MedicalResearch.com Interview with:

Philip McCarthy, BA, MD Professor of Oncology Director, Blood and Marrow Transplant Program Roswell Park Cancer Institute Associate Professor of Medicine Jacobs School of Medicine and Biomedical Sciences State University of New York at Buffalo Buffalo, NY 14263

Dr. Philip McCarthy

Philip McCarthy, BA, MD
Professor of Oncology
Director, Blood and Marrow Transplant Program
Roswell Park Cancer Institute
Associate Professor of Medicine
Jacobs School of Medicine and Biomedical Sciences
State University of New York at Buffalo
Buffalo, NY 14263

MedicalResearch.com: What is the background for this study? What are the main findings?

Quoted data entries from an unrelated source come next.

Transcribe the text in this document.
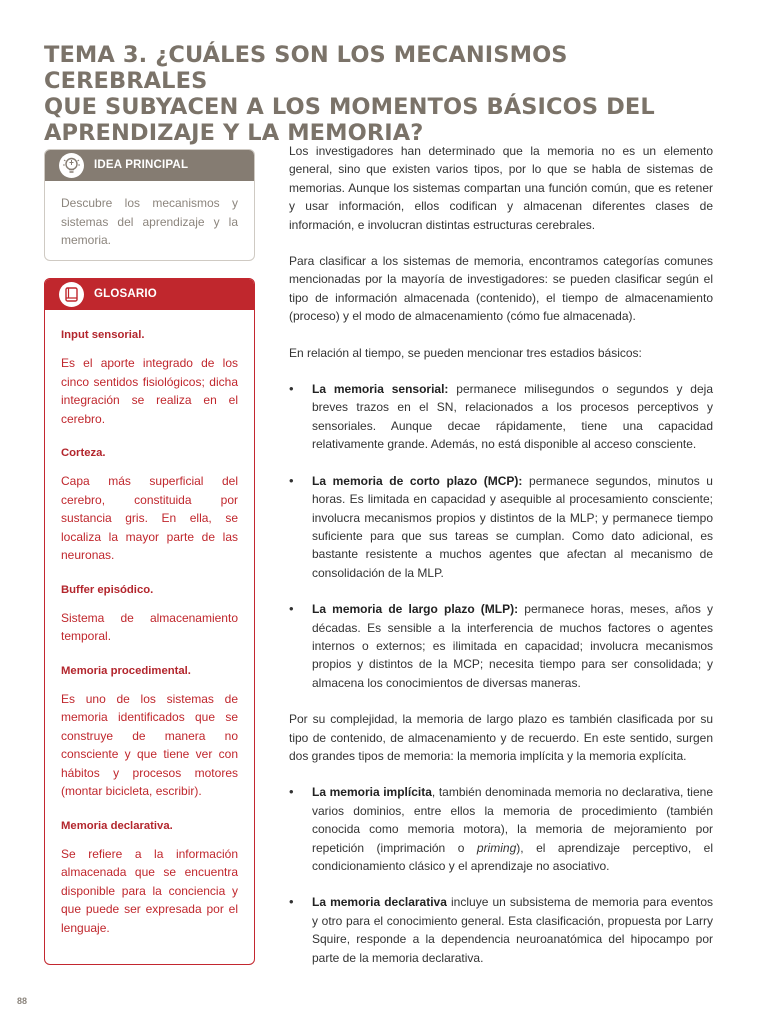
TEMA 3. ¿CUÁLES SON LOS MECANISMOS CEREBRALES
QUE SUBYACEN A LOS MOMENTOS BÁSICOS DEL
APRENDIZAJE Y LA MEMORIA?
IDEA PRINCIPAL
Descubre los mecanismos y sistemas del aprendizaje y la memoria.
GLOSARIO
Input sensorial.
Es el aporte integrado de los cinco sentidos fisiológicos; dicha integración se realiza en el cerebro.
Corteza.
Capa más superficial del cerebro, constituida por sustancia gris. En ella, se localiza la mayor parte de las neuronas.
Buffer episódico.
Sistema de almacenamiento temporal.
Memoria procedimental.
Es uno de los sistemas de memoria identificados que se construye de manera no consciente y que tiene ver con hábitos y procesos motores (montar bicicleta, escribir).
Memoria declarativa.
Se refiere a la información almacenada que se encuentra disponible para la conciencia y que puede ser expresada por el lenguaje.

Los investigadores han determinado que la memoria no es un elemento general, sino que existen varios tipos, por lo que se habla de sistemas de memorias. Aunque los sistemas compartan una función común, que es retener y usar información, ellos codifican y almacenan diferentes clases de información, e involucran distintas estructuras cerebrales.

Para clasificar a los sistemas de memoria, encontramos categorías comunes mencionadas por la mayoría de investigadores: se pueden clasificar según el tipo de información almacenada (contenido), el tiempo de almacenamiento (proceso) y el modo de almacenamiento (cómo fue almacenada).

En relación al tiempo, se pueden mencionar tres estadios básicos:

• La memoria sensorial: permanece milisegundos o segundos y deja breves trazos en el SN, relacionados a los procesos perceptivos y sensoriales. Aunque decae rápidamente, tiene una capacidad relativamente grande. Además, no está disponible al acceso consciente.
• La memoria de corto plazo (MCP): permanece segundos, minutos u horas. Es limitada en capacidad y asequible al procesamiento consciente; involucra mecanismos propios y distintos de la MLP; y permanece tiempo suficiente para que sus tareas se cumplan. Como dato adicional, es bastante resistente a muchos agentes que afectan al mecanismo de consolidación de la MLP.
• La memoria de largo plazo (MLP): permanece horas, meses, años y décadas. Es sensible a la interferencia de muchos factores o agentes internos o externos; es ilimitada en capacidad; involucra mecanismos propios y distintos de la MCP; necesita tiempo para ser consolidada; y almacena los conocimientos de diversas maneras.

Por su complejidad, la memoria de largo plazo es también clasificada por su tipo de contenido, de almacenamiento y de recuerdo. En este sentido, surgen dos grandes tipos de memoria: la memoria implícita y la memoria explícita.

• La memoria implícita, también denominada memoria no declarativa, tiene varios dominios, entre ellos la memoria de procedimiento (también conocida como memoria motora), la memoria de mejoramiento por repetición (imprimación o priming), el aprendizaje perceptivo, el condicionamiento clásico y el aprendizaje no asociativo.
• La memoria declarativa incluye un subsistema de memoria para eventos y otro para el conocimiento general. Esta clasificación, propuesta por Larry Squire, responde a la dependencia neuroanatómica del hipocampo por parte de la memoria declarativa.
88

Dr. McCarthy: There have been three Phase III studies that examined the role of maintenance lenalidomide after autologous stem cell transplant (ASCT) for newly diagnosed multiple myeloma patients. IFM 2005-02 (France), CALGB 100104 (Alliance, USA), GIMEMA-RVMM-PI-209 (Italy). All three studies had progression free survival (PFS) as their primary endpoint and all demonstrated a superior PFS when compared to placebo or no therapy after ASCT. However only the CALGB 100104 study demonstrated a statistically superior overall survival (OS). Thus, a meta-analysis was necessary to assess the effect of post-ASCT lenalidomide maintenance on overall survival. This study utilized a pooled analysis of updated primary-source patient data from all three studies after the primary efficacy analyses had been conducted. The meta-analysis demonstrated that there is a statistically superior OS (P value=0.001, HR=0.74 (0.62-0.89)), Median OS for no maintenance or placebo was 86 months and the median OS for lenalidomide had not been reached. The median OS for lenalidomide treatment arm was extrapolated to be 116 months based on median of the control arm and HR (median, 86 months; HR = 0.74). Thus, there is a 26% reduction in the risk of death which is an estimated 2.5 year increase in median OS. There is an increased incidence of second primary malignancies with lenalidomide maintenance when compared to placebo but this risk is less than the risk of dying when not receiving lenalidomide.